2. Material and Methods

2.1. Study Area

Samples were collected from major hospitals in Sokoto which lies between longitude 11° 30′ to 13° 50′ East and latitude 4° to 6′ North. The GNP per capita in the state was put at 320 dollars [9].

2.2. Sampling Method

A simple random sampling method was adopted in the study. The formula of Campbell [10] was used to estimate the minimum of 189 samples; however, in order to increase the precision and chances for the detection of infection, the samples were increased to 200.

2.3. Sample Collection

Diarrhoea samples were collected from diarrheic children less than 5 years of age presented at the study hospitals. The samples were obtained following parental consent and ethical approval from the medical research ethics committee of the hospitals. Diarrhoea in this study was defined as the passage of more than 3 looser than normal stools within 24 hours. The stool samples were collected aseptically in sterile commercial bijou bottles adequately labeled (patient ID and date of collection) and transported on ice to the Veterinary Microbiology Laboratory of Usmanu Danfodiyo University, Sokoto, where they were stored at −20°C until being transported on ice to the Noguchi Memorial Institute for Medical Research (NMIMR) Accra, Ghana, where they were also stored at −20°C until tested.
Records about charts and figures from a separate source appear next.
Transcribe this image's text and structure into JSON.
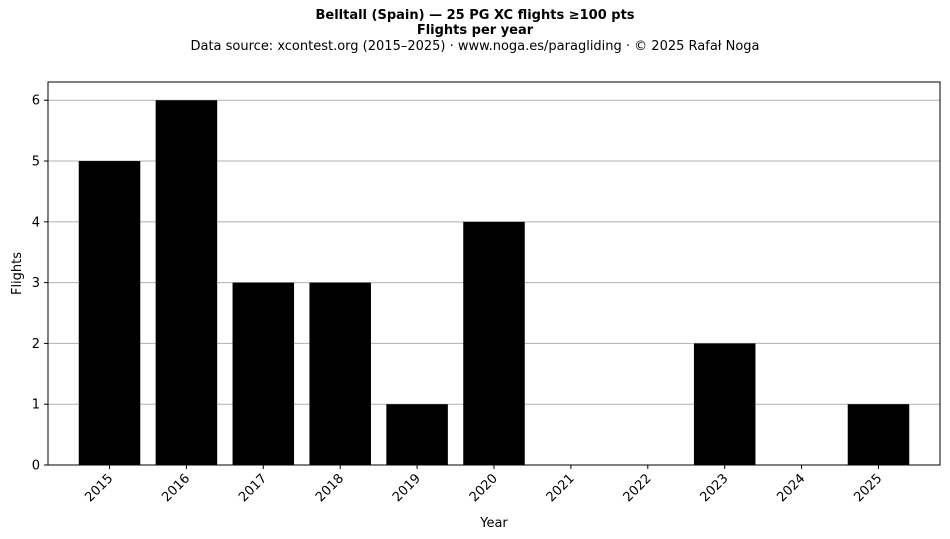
{
  "chart_data": {
    "type": "bar",
    "title": "Belltall (Spain)  —  25 PG XC flights ≥100 pts",
    "subtitle": "Flights per year",
    "source_note": "Data source: xcontest.org (2015–2025)  ·  www.noga.es/paragliding  ·  © 2025 Rafał Noga",
    "xlabel": "Year",
    "ylabel": "Flights",
    "categories": [
      "2015",
      "2016",
      "2017",
      "2018",
      "2019",
      "2020",
      "2021",
      "2022",
      "2023",
      "2024",
      "2025"
    ],
    "values": [
      5,
      6,
      3,
      3,
      1,
      4,
      0,
      0,
      2,
      0,
      1
    ],
    "ylim": [
      0,
      6.3
    ],
    "yticks": [
      0,
      1,
      2,
      3,
      4,
      5,
      6
    ],
    "grid": "y-major",
    "bar_color": "#000000",
    "grid_color": "#b0b0b0"
  }
}
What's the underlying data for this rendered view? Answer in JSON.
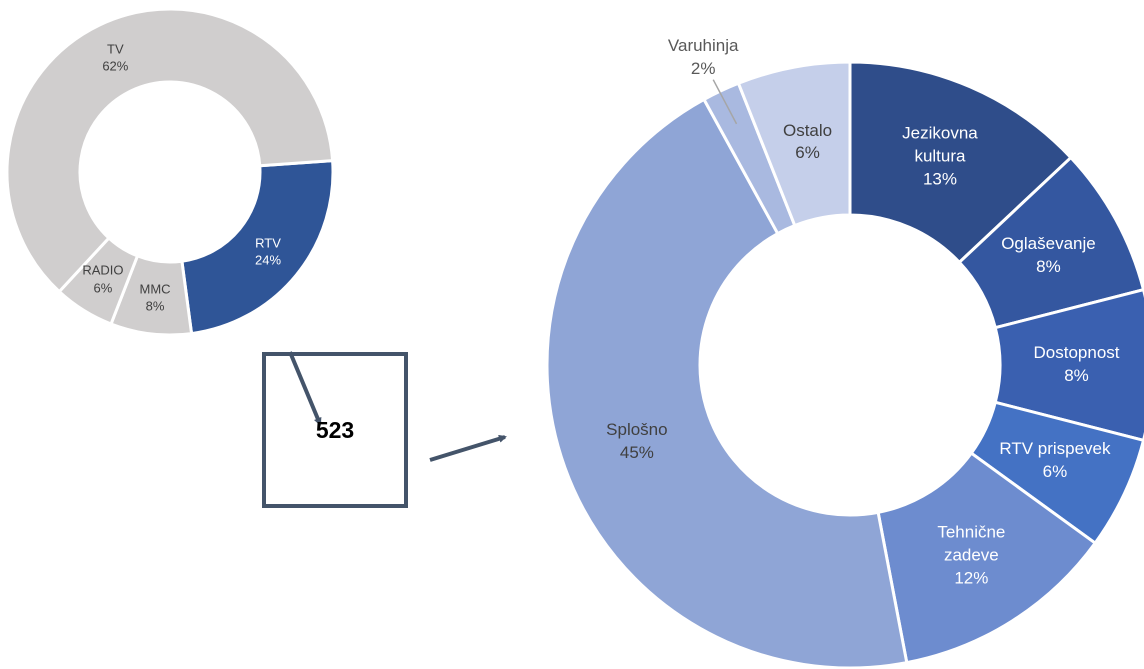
{
  "chart_data": [
    {
      "type": "donut",
      "categories": [
        "RTV",
        "MMC",
        "RADIO",
        "TV"
      ],
      "values": [
        24,
        8,
        6,
        62
      ],
      "value_labels": [
        "24%",
        "8%",
        "6%",
        "62%"
      ],
      "colors": [
        "#2f5597",
        "#d0cece",
        "#d0cece",
        "#d0cece"
      ],
      "start_angle": 86
    },
    {
      "type": "donut",
      "categories": [
        "Jezikovna kultura",
        "Oglaševanje",
        "Dostopnost",
        "RTV prispevek",
        "Tehnične zadeve",
        "Splošno",
        "Varuhinja",
        "Ostalo"
      ],
      "values": [
        13,
        8,
        8,
        6,
        12,
        45,
        2,
        6
      ],
      "value_labels": [
        "13%",
        "8%",
        "8%",
        "6%",
        "12%",
        "45%",
        "2%",
        "6%"
      ],
      "colors": [
        "#2f4d8a",
        "#3457a0",
        "#3a60b0",
        "#4472c4",
        "#6d8ccf",
        "#8fa5d6",
        "#a9b9e0",
        "#c5cfea"
      ],
      "start_angle": 0
    }
  ],
  "callout": {
    "value": 523
  }
}
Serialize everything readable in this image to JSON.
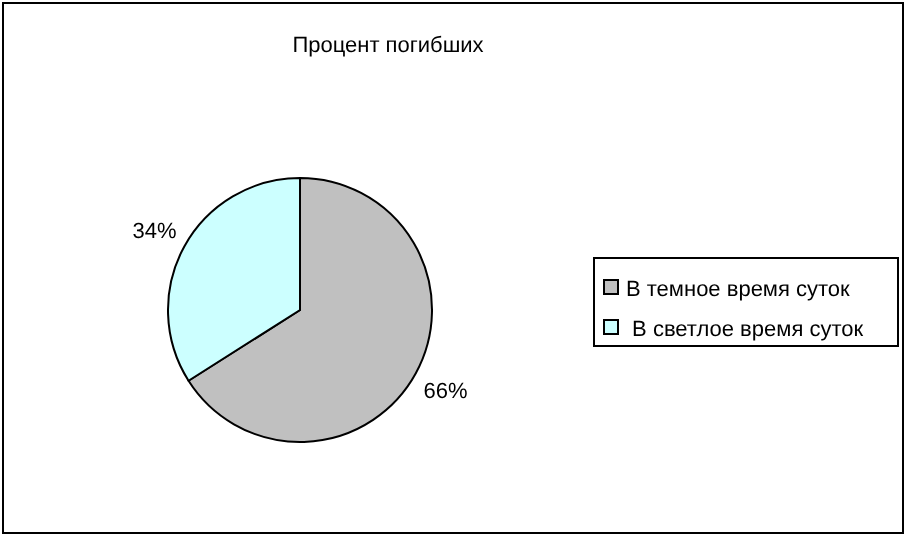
{
  "chart_data": {
    "type": "pie",
    "title": "Процент погибших",
    "categories": [
      "В темное время суток",
      " В светлое время суток"
    ],
    "values": [
      66,
      34
    ],
    "colors": [
      "#c0c0c0",
      "#ccffff"
    ],
    "value_labels": [
      "66%",
      "34%"
    ],
    "legend": "right"
  }
}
2.4. Preparation of 10% Stool Suspension

The stored stool specimens were retrieved after freeze thawing and a 10% stool suspension was prepared by pipetting 1.5 mL of supply specimen preparation buffer (included in the kit).

2.5. Detection of Rotavirus Antigen by ELISA

Rotavirus antigens in stool samples were detected by a commercially available DAKO Rotavirus ELISA kit according to the manufacturer’s instructions. The result was read spectrophotometrically in 30 minutes after stopping the reaction on Multiskan ELISA reader (Multiskan Plus, Labsystems Helsinki, Finland) at the reference wavelength of 450 nm.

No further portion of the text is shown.